2022.7.2

フランスで使われる「デセール」とは?用語の意味やレシピをご紹介!

「デセール」とは、フランス料理の最後にいただくデザートのこと。アシェット・デセールとも呼ばれる上品で繊細な味わいは、食後の時間をさらに贅沢な気分にさせてくれます。今回は、そんなデセールの意味や種類をはじめ、パティスリーとの違いや、おうちで手軽に作れるデセールレシピなどをご紹介します。

デセールとは?

「デセール(dessert)」とは、フランス料理のコースの最後に提供されるデザートのこと。「アシェット・デセール」とも呼ばれており、これを日本語に訳すと「皿盛りのデザート」になります。

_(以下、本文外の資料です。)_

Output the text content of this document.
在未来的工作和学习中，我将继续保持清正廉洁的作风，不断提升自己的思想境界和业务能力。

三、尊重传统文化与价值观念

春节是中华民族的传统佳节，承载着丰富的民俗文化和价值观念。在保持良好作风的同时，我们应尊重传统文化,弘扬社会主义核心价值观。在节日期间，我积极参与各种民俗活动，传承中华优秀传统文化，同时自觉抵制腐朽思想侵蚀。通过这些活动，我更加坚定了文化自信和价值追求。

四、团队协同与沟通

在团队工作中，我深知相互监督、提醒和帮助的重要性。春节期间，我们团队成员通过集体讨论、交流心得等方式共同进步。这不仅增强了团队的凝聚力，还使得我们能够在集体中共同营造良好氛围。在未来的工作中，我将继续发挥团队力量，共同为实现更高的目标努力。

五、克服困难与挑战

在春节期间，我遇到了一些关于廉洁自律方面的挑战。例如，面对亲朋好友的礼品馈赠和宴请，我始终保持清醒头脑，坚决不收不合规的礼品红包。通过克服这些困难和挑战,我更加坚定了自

また、デセールのもうひとつの意味は「食事を片付けること」です。フランス料理ではメインデッシュの後にテーブルをきれいに片付けてから、再びカトラリーをセットしてデセールを提供します。つまり、デセールとは「食事を片付けた後に提供するもの」のことを指し、食後にいただくチーズやお茶菓子なども総じてデセールと呼ぶのです。

デセールの特徴は?

デセールはコースの最後に提供されるデザートなので、一般的なスイーツとは少しスタイルが異なります。具体的にどのような特徴があるのか、以下で詳しく見てみましょう!

◼︎作りたてを提供される
デセールのもっとも大きな特徴は、作りたてを味わえることです。焼きたてのスフレに冷たいアイスクリームを添えたり、クレープに洋酒をふりかけてその場でフランベしたりと、作りたてならではのライヴ感やおいしさを楽しむことができます。

◼︎口溶けがよいものが多い
デセールは食後にいただくことを前提としているため、口溶けがよくやわらかい食感のものが多いです。例えば同じチョコレートケーキでも、食後にはしっかりと食べ応えのあるガトーショコラよりも、口溶けのよいフォンダンショコラが好まれます。

◼︎高い芸術性や表現力が求められる
デセールは白いお皿をキャンパスに見立てて、繊細で美しく盛り付けて提供されます。色とりどりのソースやフルーツ、飴細工などで華やかに仕上げたりと、高い芸術性や表現力が求められます。

◼︎テイクアウトできない
デセールは作りたてを食べることを前提に作られているので、基本的にテイクアウトすることはできません。口溶けのよいムースやアイスクリームを使うことが多く、常温で持ち運ぶとすぐに溶けてしまうのです。

パティスリーとの違いは?

フランスでは、ケーキ屋で販売されているケーキのことを「パティスリー」とも呼びます。パティスリーは、テイクアウトすることを前提に作られています。箱に入れて持ち運んでも形が崩れないように、適度な固さに仕上げられており、一度にたくさん作ることができるようにレシピが工夫されていることも特徴のひとつです。

例えば同じムースでも、パティスリーの場合は型崩れしないようにゼラチンを加えて冷やし固め、ショーケースに並べて販売します。一方で、デセールはオーダーが入ってからムースを泡立て、ごく少量のゼラチンでできる限りやわらかい食感に仕上げることもあります。作りたての瞬間だけに味わえる、繊細な味わいや口溶けこそがデセールの醍醐味のひとつと言えるでしょう。